I was asked to take some photos of a director spending the day with staff, getting to know them better and the work that they do.I was thinking about the shots I wanted to take while on my way in. I thought of a typical shot of the director sitting in front of a lighting control panel while one of the technicians points to random buttons.

When I got there I noticed there was a large ladder that one of the technicians had been using to replace a light in the ceiling. I asked immediately if the director would mind climbing to the top and pose with the light in his hand, to give the impression he was installing the unit.

He agreed and this came out fine so we proceeded to the next shot of the lighting control panel and then to the final shot of the director listening  in to a technical phone call on an IT Help Desk situation.

After I came home I took the card out of the camera, connected it to my PC, opened Lightroom 4 and selected Import to my dump folder. Up came the thumbnails.... none of which were the shots I took in the morning...

OH GOD NOOOOOOOOOO!!!! WTF!!!!!!!!!!!!!!!!!!!!!!!!!!!

When I first got my DSLR, I watched a video from Jared Polin, which had tips for beginners. One tip was to set your camera to not shoot if there wasn't a card in the camera. I have had this set on my Canon 550d since then. So WTF happened?

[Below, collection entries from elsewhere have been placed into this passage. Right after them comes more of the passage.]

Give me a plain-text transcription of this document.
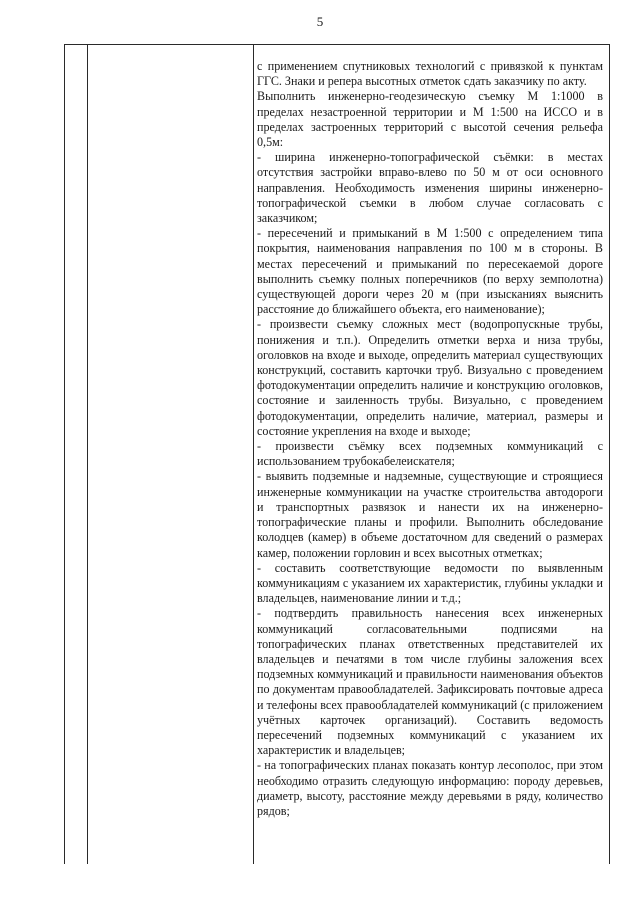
5

с применением спутниковых технологий с привязкой к пунктам ГГС. Знаки и репера высотных отметок сдать заказчику по акту.

Выполнить инженерно-геодезическую съемку М 1:1000 в пределах незастроенной территории и М 1:500 на ИССО и в пределах застроенных территорий с высотой сечения рельефа 0,5м:

- ширина инженерно-топографической съёмки: в местах отсутствия застройки вправо-влево по 50 м от оси основного направления. Необходимость изменения ширины инженерно-топографической съемки в любом случае согласовать с заказчиком;

- пересечений и примыканий в М 1:500 с определением типа покрытия, наименования направления по 100 м в стороны. В местах пересечений и примыканий по пересекаемой дороге выполнить съемку полных поперечников (по верху земполотна) существующей дороги через 20 м (при изысканиях выяснить расстояние до ближайшего объекта, его наименование);

- произвести съемку сложных мест (водопропускные трубы, понижения и т.п.). Определить отметки верха и низа трубы, оголовков на входе и выходе, определить материал существующих конструкций, составить карточки труб. Визуально с проведением фотодокументации определить наличие и конструкцию оголовков, состояние и заиленность трубы. Визуально, с проведением фотодокументации, определить наличие, материал, размеры и состояние укрепления на входе и выходе;

- произвести съёмку всех подземных коммуникаций с использованием трубокабелеискателя;

- выявить подземные и надземные, существующие и строящиеся инженерные коммуникации на участке строительства автодороги и транспортных развязок и нанести их на инженерно-топографические планы и профили. Выполнить обследование колодцев (камер) в объеме достаточном для сведений о размерах камер, положении горловин и всех высотных отметках;

- составить соответствующие ведомости по выявленным коммуникациям с указанием их характеристик, глубины укладки и владельцев, наименование линии и т.д.;

- подтвердить правильность нанесения всех инженерных коммуникаций согласовательными подписями на топографических планах ответственных представителей их владельцев и печатями в том числе глубины заложения всех подземных коммуникаций и правильности наименования объектов по документам правообладателей. Зафиксировать почтовые адреса и телефоны всех правообладателей коммуникаций (с приложением учётных карточек организаций). Составить ведомость пересечений подземных коммуникаций с указанием их характеристик и владельцев;

- на топографических планах показать контур лесополос, при этом необходимо отразить следующую информацию: породу деревьев, диаметр, высоту, расстояние между деревьями в ряду, количество рядов;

SDHC card failure I think... Luckily I know of a great program call Recuva which I used to try and claw back at least some data. It had to perform a deep scan but it found all of them and managed to recover each to a 2nd drive on the pc. Crisis averted and that card is no longer in use.

You think it will never happen but it can. This has got me thinking about whether I should shoot in RAW and JPEG in case of card failure.. I may be able to salvage something of my shots dependent on the scale of the failure. When one of my 16 gig cards can hold 600 shots it would be a bloody disaster if that happened while on an important shoot.

I have now formatted each of my cards to at least try to make them as stable as they can be.